ES256 (ECDSA-P256-SHA256)

ES256 signs JWTs with ECDSA on the NIST P-256 curve and SHA-256. It produces 64-byte signatures — roughly a quarter the size of an RS256 signature at equivalent cryptographic strength — so tokens stay compact. ES256 is supported natively by the browser Web Crypto API and is the recommended asymmetric JWT algorithm in modern OAuth and OpenID Connect profiles.

Asymmetric signing

Asymmetric signing uses two different keys: a private key known only to the issuer, and a public key shared with every verifier. RS256 and ES256 are the asymmetric JWT algorithms; HS256 is symmetric.

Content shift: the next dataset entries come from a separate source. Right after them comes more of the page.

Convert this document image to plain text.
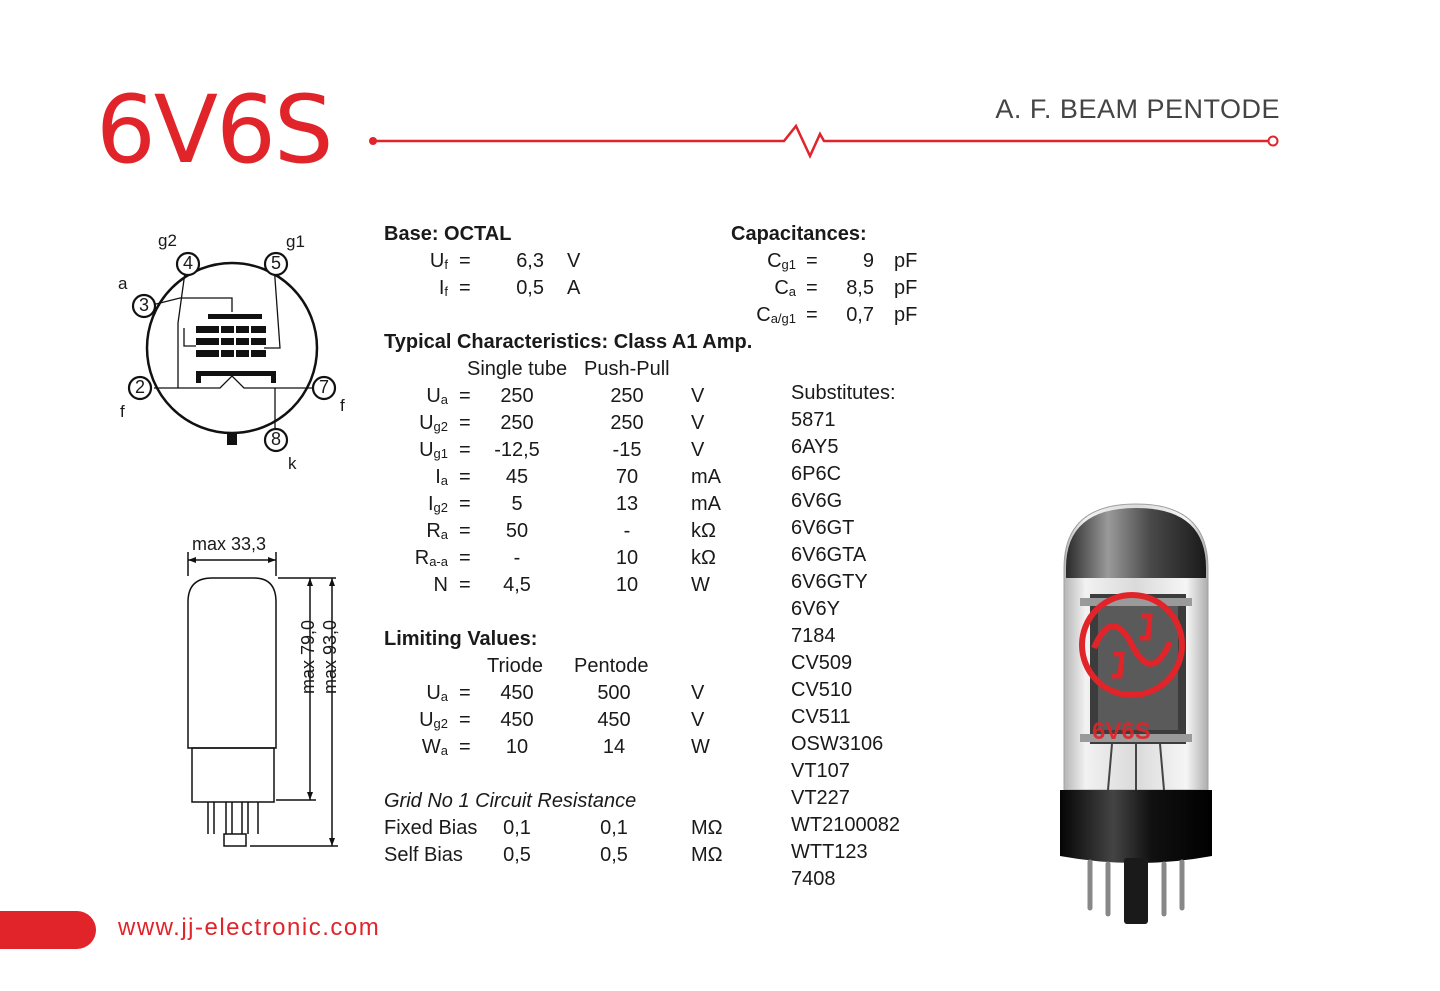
6V6S	A. F. BEAM PENTODE
4	5
3
2	7
8
g2	g1
a
f	f
k
max 33,3
max 79,0 max 93,0
Base: OCTAL
$U_f$ =	6,3 V
$I_f$ =	0,5 A
Capacitances:
$C_{g1}$ =	9 pF
$C_a$ =	8,5 pF
$C_{a/g1}$ =	0,7 pF
Typical Characteristics: Class A1 Amp.
Single tube Push-Pull
$U_a$ =	250	250	V
$U_{g2}$ =	250	250	V
$U_{g1}$ =	-12,5	-15	V
$I_a$ =	45	70	mA
$I_{g2}$ =	5	13	mA
$R_a$ =	50	-	kΩ
$R_{a-a}$ =	-	10	kΩ
N =	4,5	10	W
Limiting Values:
Triode Pentode
$U_a$ =	450	500	V
$U_{g2}$ =	450	450	V
$W_a$ =	10	14	W
Grid No 1 Circuit Resistance
Fixed Bias	0,1	0,1	MΩ
Self Bias	0,5	0,5	MΩ
Substitutes:
5871
6AY5
6P6C
6V6G
6V6GT
6V6GTA
6V6GTY
6V6Y
7184
CV509
CV510
CV511
OSW3106
VT107
VT227
WT2100082
WTT123
7408
6V6S
www.jj-electronic.com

Asymmetric signing is essential whenever the entity verifying a token should not be trusted to create new tokens — for example a downstream API accepting tokens issued by a central auth service.

PKCS#8 / SPKI PEM

PKCS#8 is the standard binary format for private keys; SPKI is the standard format for public keys. Both are wrapped in PEM — base64 text framed by `-----BEGIN PRIVATE KEY-----` or `-----BEGIN PUBLIC KEY-----`. The Web Crypto API's `importKey` accepts exactly these two formats, which is why this generator expects PKCS#8 private keys for signing and emits SPKI public keys for sharing with verifiers.